3)もちろん、どちらがどちらの役をやるかは微妙なところだが、今夏のニュートンおっかけの場合、私はカールじいさんやアロナクス教授であり、ニュートンは冒険家チャールズ・マンツかネモ船長ということになるだろう。もちろん、場合によっては、この役割は逆転する。あるいは、この二つの役割は、ひとりの人間の裏表、ということもできる。
4)劇作家・石川裕人といってしまうと、どうも裃をきたようで居心地が悪い。何本かの記事は石川裕人で書いてみたけれど、結局私にとっての彼はニュートンでしかない。ニュートン、という呼びかけで書くと、筆がすすむ。特に「魔」の80年代は、石川裕人として書くと、彼はもう私のものではない。
5)逆に考えてみると、80年代は彼は石川裕人のイメージを固定していく時代だったが、私もまたOshoサニヤシンBhaveshとしてのイメージを固定していく日々だった。だから、彼から見た場合は、やはり裃をつけた(というよりマラをさげた、といったほうがいいかも)Bhaveshは、一定程度認めつつも、距離感を感じた時代だったのかもしれない。

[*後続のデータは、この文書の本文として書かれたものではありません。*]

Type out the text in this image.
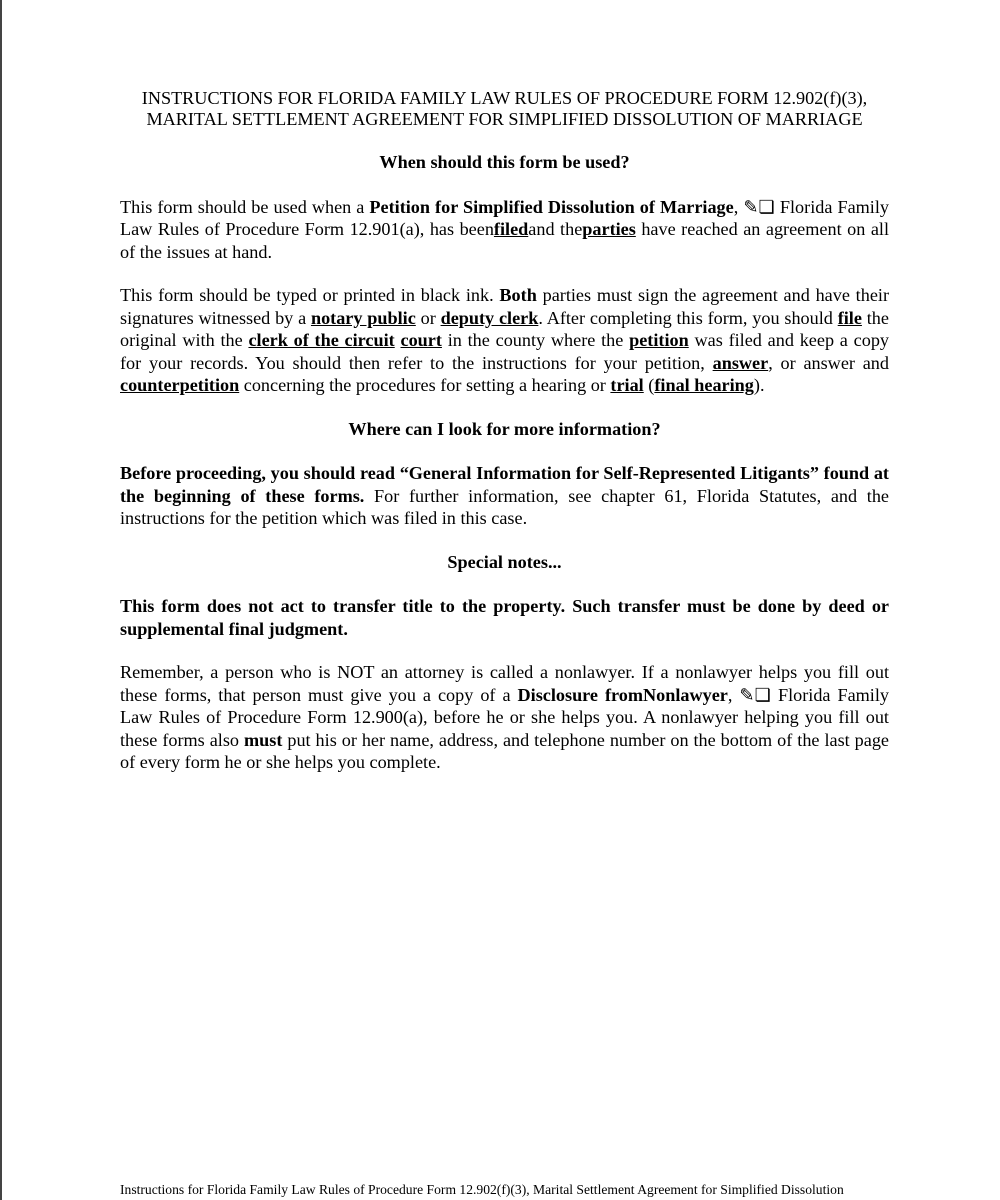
INSTRUCTIONS FOR FLORIDA FAMILY LAW RULES OF PROCEDURE FORM 12.902(f)(3),
MARITAL SETTLEMENT AGREEMENT FOR SIMPLIFIED DISSOLUTION OF MARRIAGE
When should this form be used?

This form should be used when a Petition for Simplified Dissolution of Marriage, ✎❏ Florida Family Law Rules of Procedure Form 12.901(a), has beenfiledand theparties have reached an agreement on all of the issues at hand.

This form should be typed or printed in black ink. Both parties must sign the agreement and have their signatures witnessed by a notary public or deputy clerk. After completing this form, you should file the original with the clerk of the circuit court in the county where the petition was filed and keep a copy for your records. You should then refer to the instructions for your petition, answer, or answer and counterpetition concerning the procedures for setting a hearing or trial (final hearing).

Where can I look for more information?

Before proceeding, you should read “General Information for Self-Represented Litigants” found at the beginning of these forms. For further information, see chapter 61, Florida Statutes, and the instructions for the petition which was filed in this case.

Special notes...

This form does not act to transfer title to the property. Such transfer must be done by deed or supplemental final judgment.

Remember, a person who is NOT an attorney is called a nonlawyer. If a nonlawyer helps you fill out these forms, that person must give you a copy of a Disclosure fromNonlawyer, ✎❏ Florida Family Law Rules of Procedure Form 12.900(a), before he or she helps you. A nonlawyer helping you fill out these forms also must put his or her name, address, and telephone number on the bottom of the last page of every form he or she helps you complete.

Instructions for Florida Family Law Rules of Procedure Form 12.902(f)(3), Marital Settlement Agreement for Simplified Dissolution
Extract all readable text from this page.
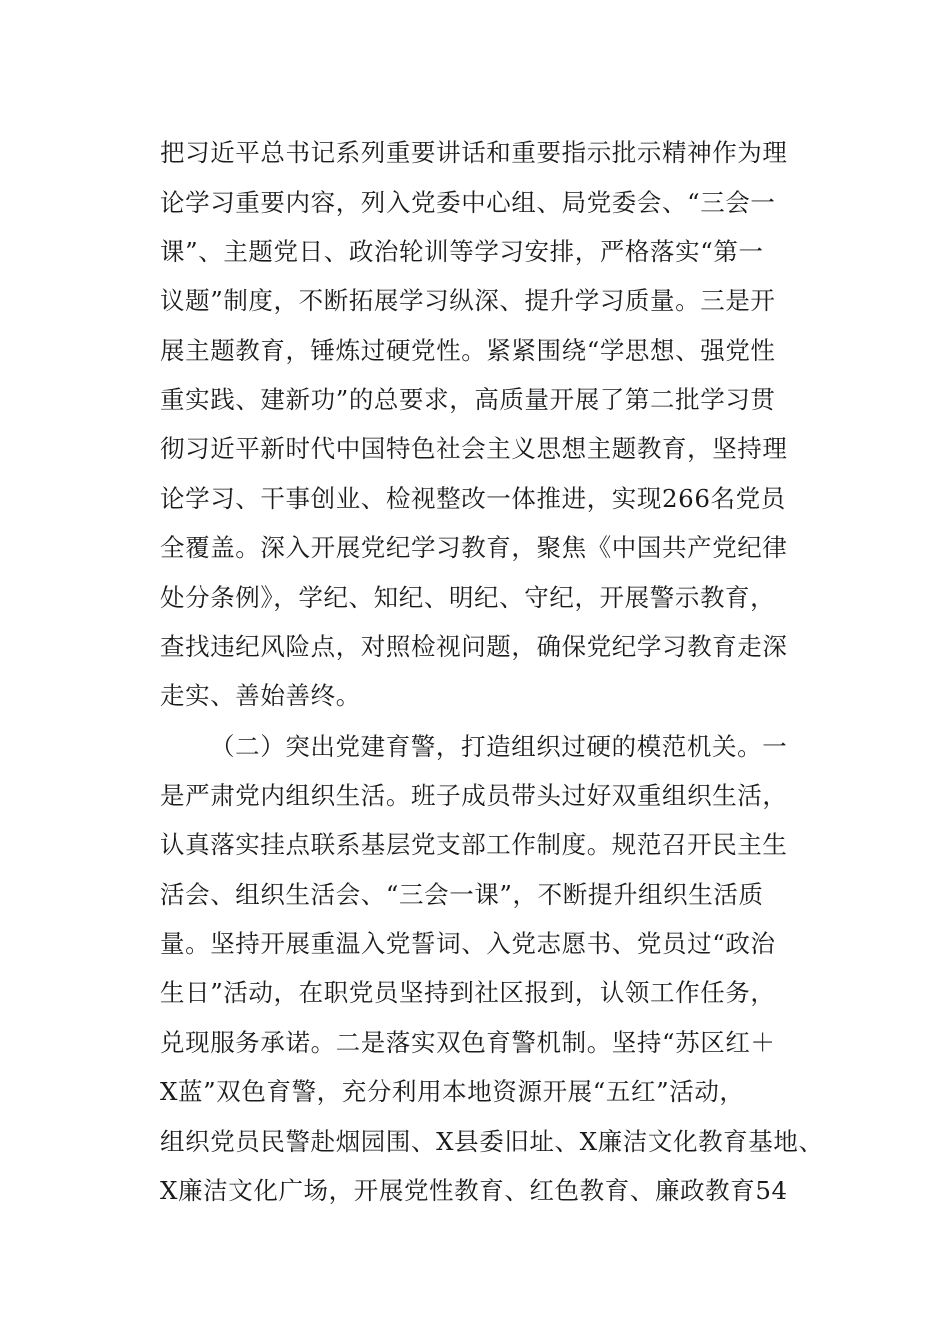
把习近平总书记系列重要讲话和重要指示批示精神作为理
论学习重要内容，列入党委中心组、局党委会、“三会一
课”、主题党日、政治轮训等学习安排，严格落实“第一
议题”制度，不断拓展学习纵深、提升学习质量。三是开
展主题教育，锤炼过硬党性。紧紧围绕“学思想、强党性
重实践、建新功”的总要求，高质量开展了第二批学习贯
彻习近平新时代中国特色社会主义思想主题教育，坚持理
论学习、干事创业、检视整改一体推进，实现266名党员
全覆盖。深入开展党纪学习教育，聚焦《中国共产党纪律
处分条例》，学纪、知纪、明纪、守纪，开展警示教育，
查找违纪风险点，对照检视问题，确保党纪学习教育走深
走实、善始善终。
（二）突出党建育警，打造组织过硬的模范机关。一
是严肃党内组织生活。班子成员带头过好双重组织生活，
认真落实挂点联系基层党支部工作制度。规范召开民主生
活会、组织生活会、“三会一课”，不断提升组织生活质
量。坚持开展重温入党誓词、入党志愿书、党员过“政治
生日”活动，在职党员坚持到社区报到，认领工作任务，
兑现服务承诺。二是落实双色育警机制。坚持“苏区红＋
X蓝”双色育警，充分利用本地资源开展“五红”活动，
组织党员民警赴烟园围、X县委旧址、X廉洁文化教育基地、
X廉洁文化广场，开展党性教育、红色教育、廉政教育54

6)だからここは、彼をニュートンに引き戻すとするなら、私もまた「せーこー」にもどらなくてはならないのだろう。彼にとって私はBhaveshではない。彼にそう呼ばれたことは一回もない。せーこーはせーこーだ。私もまたまっさならな子どもじだいに戻る必要があるようだ。
7)逆説的ではあるが、ここはこうしないと、魔の80年代を乗り切っていくことはできない。
8)カールじいさんと少年ラッセルの空飛ぶ冒険は、むかし見た「素晴しき風船旅行」にも似た設定ではあるが、またひとひねりしてある。ちょっとひねりすぎたかな。わたしはじいさんのひとりとして、ノーマルなストーリーのほうがつきやすい、と思う。